Kirchenmusik
Maria, Martha oder Aschenputtel?
Die geistliche Musik ist das Aschenputtel in der nachkonziliaren Entwicklung. Doch solange sich niemand ihrer annimmt, dürfte die dicke Luft in der Kirche nicht verrauchen. Von Dr. Gabriel M. Steinschulte, Köln.
(kreuz.net) Überhaupt läßt sich als postkonziliare Konstante aller sich liturgisch zu Wort meldenden Gruppierungen von links bis rechts ein gewisser Hang zur systematischen Nicht-Beachtung von musikalischer Fachkompetenz beobachten.

Die Musica sacra wird eben gemeinhin in Verkennung ihres Wesens als integrierender Bestandteil der Liturgie lediglich auf der Ebene der Schmuckstücke und Dienstleistungen eingeordnet.

So stolpert man auch über eine möglicherweise mißverständliche Formulierung des früheren Kardinals Ratzinger während des Symposiums ‘Autour de la question liturgique’ – Über die liturgische Frage – im Juli 2001 im französischen Benediktinerkloster Fontgombault, zu dem übrigens kein fachlich qualifizierter Vertreter der Musica Sacra eingeladen war.

In seiner Predigt über die Gestalten von Maria Magdalena und Martha sagte Kardinal Ratzinger wörtlich:

„Gewiß müssen wir in der Liturgie auch den Dienst der heiligen Martha verrichten.

Wir müssen dem Herrn einen heiligen Ort anbieten, die Zeremonien und den Gesang vorbereiten, Brot und Wein, die Gaben dieser Welt darbringen.

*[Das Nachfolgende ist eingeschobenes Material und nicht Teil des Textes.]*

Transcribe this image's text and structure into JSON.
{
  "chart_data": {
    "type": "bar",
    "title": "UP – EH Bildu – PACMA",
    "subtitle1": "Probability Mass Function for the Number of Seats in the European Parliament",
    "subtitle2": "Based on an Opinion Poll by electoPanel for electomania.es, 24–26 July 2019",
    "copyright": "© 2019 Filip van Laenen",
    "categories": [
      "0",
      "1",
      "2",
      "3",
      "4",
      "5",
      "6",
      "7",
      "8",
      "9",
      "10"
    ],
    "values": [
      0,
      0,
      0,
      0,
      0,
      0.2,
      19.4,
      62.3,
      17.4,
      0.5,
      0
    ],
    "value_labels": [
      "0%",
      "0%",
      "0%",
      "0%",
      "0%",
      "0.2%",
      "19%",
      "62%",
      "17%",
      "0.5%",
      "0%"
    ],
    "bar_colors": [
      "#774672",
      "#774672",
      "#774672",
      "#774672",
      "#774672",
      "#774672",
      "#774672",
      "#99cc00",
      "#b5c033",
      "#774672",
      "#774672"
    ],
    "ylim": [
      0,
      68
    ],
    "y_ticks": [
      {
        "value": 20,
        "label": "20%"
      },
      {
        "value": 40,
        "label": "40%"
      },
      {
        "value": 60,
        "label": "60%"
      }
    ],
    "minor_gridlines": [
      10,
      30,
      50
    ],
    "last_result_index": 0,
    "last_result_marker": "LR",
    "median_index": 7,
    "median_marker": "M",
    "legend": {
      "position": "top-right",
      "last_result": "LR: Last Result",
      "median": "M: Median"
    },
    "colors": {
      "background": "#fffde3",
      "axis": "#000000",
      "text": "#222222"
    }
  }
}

Das ist sehr notwendig, und es ist auch notwendig, es gut zu tun.

Doch wenn es in der Liturgie nicht auch die Dimension von Maria gibt – die kontemplative Dimension – einfach zu Füssen des Herrn zu sitzen, dann fehlt das Wesentliche.

Wenn die Liturgie aber in diesem Sinne ‘marianisch’ ist, das heißt, wenn sie die Haltung der Maria, die zu Füßen des Herrn sitzt, nachahmt, um das Wort zu hören, die Gabe seiner selbst zu empfangen, wenn die Liturgie wirklich kontemplativ ist, dann ist sie jene Geste, von der die Reinigung der vergifteten Luft dieser Welt ausgeht.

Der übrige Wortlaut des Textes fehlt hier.